Supercharged

Superelectrophiles and their chemistry 

George A Olah and Douglas A Klumpp 

New Jersey, US; Wiley 2007 | 301pp | ?65.95 (HB) ISBN 9780470049617 

Reviewed by Ken Wade

In a long and illustrious career, Nobel Laureate George Olah, director of the Loker Hydrocarbon Research Institute, US, has made many seminal contributions to chemistry, notably transforming our understanding of carbocationic organic reactions in highly acidic media. An important breakthrough in his work was to recognise that such solvents not only facilitated the ionisation of species RX into electrophilic carbocations R⁺ and anions X^- by Lewis acidic solvation of the latter, but also activated the cations R⁺ by converting them into the ’superelectrophiles’ discussed in this book. The enhanced reactivity of acyl cations [RCO]⁺ or nitronium cations [NO₂]⁺in superacidic media stems from the formation therein of the superelectrophilic dications [RCOH]²⁺ or [ONOH]²⁺. 

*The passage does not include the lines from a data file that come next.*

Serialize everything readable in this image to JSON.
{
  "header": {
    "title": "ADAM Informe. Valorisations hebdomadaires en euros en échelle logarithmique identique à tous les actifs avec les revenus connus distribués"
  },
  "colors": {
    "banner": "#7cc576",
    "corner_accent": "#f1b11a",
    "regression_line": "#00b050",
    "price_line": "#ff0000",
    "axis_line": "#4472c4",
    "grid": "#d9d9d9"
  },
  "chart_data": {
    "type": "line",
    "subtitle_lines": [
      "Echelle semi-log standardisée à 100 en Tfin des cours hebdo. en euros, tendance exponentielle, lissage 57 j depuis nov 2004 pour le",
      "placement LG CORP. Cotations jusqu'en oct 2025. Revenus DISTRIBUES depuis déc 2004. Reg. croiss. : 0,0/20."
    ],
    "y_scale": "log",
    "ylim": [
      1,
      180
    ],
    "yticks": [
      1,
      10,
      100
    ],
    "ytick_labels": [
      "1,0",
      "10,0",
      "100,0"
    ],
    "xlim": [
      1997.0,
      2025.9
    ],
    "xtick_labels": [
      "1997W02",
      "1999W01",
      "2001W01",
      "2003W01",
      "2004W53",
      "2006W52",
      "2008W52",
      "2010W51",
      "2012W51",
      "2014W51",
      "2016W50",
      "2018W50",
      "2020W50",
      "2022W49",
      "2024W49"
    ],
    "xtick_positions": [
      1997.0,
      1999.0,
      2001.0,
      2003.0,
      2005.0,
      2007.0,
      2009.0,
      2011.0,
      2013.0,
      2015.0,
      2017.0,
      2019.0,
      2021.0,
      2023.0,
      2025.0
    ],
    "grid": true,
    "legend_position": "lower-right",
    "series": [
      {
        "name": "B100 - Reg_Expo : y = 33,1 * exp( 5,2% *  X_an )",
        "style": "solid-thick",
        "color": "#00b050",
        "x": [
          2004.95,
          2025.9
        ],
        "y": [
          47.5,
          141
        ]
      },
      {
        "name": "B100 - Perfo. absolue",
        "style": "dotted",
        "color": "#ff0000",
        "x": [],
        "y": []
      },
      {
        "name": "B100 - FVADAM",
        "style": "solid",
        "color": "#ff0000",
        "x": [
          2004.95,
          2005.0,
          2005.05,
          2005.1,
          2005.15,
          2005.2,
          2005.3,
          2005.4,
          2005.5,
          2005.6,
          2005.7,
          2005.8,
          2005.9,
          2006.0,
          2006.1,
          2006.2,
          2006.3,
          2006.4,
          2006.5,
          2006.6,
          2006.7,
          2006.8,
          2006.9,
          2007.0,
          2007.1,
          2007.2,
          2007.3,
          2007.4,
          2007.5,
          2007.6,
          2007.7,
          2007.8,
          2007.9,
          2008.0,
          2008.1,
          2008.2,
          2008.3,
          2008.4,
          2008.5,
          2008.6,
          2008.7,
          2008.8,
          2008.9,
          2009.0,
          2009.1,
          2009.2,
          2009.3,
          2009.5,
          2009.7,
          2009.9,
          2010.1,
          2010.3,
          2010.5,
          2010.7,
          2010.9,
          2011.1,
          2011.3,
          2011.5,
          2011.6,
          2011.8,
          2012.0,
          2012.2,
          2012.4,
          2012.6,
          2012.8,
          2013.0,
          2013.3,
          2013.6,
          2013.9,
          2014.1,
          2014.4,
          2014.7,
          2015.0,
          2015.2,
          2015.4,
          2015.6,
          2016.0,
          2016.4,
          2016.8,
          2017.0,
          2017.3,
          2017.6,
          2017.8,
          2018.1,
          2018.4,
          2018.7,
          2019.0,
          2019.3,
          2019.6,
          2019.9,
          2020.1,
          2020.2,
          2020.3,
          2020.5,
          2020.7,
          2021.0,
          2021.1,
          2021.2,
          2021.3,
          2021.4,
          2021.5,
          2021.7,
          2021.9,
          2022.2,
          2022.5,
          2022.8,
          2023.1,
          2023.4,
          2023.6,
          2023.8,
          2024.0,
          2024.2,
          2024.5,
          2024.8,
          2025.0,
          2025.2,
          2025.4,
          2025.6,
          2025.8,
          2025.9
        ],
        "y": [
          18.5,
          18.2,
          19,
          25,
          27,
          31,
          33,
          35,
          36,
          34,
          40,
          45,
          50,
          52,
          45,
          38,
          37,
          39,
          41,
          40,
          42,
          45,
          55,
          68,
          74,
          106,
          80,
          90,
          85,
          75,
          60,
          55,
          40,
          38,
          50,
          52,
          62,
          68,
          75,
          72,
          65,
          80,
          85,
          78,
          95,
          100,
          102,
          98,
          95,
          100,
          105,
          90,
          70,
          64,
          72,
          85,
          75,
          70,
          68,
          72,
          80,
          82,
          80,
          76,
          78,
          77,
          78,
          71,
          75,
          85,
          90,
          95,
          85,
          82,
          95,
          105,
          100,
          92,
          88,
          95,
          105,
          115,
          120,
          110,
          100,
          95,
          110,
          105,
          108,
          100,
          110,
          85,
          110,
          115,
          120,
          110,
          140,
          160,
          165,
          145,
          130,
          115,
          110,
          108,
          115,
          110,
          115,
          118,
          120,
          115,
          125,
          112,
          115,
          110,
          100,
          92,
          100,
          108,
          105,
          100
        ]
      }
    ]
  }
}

Once Olah had recognised that such doubly- (occasionally more highly-) charged species could form in highly acidic solutions, the subject expanded rapidly. Its present status is revealed in this authoritative text by Olah and his former postdoctoral research assistant, Douglas Klumpp, now an independent researcher in the field. They explain how superelectrophiles can be studied in the gas phase and in solution, and helpfully list ab initio calculated energies, structures and NMR parameters for nearly 200 species, including carboxonium and carbocationic systems and many nitrogen-, phosphorus-, sulfur- and halogen-based systems. They tell us how to make superelectrophiles, and discuss the formation, structures and reactions of specific systems classified by the proximity of their cationic centres, whether close (gitonic) or distant (distonic). 

This book has implications for synthetic and mechanistic organic chemistry, enzyme chemistry and catalysis, and inorganic chemistry too.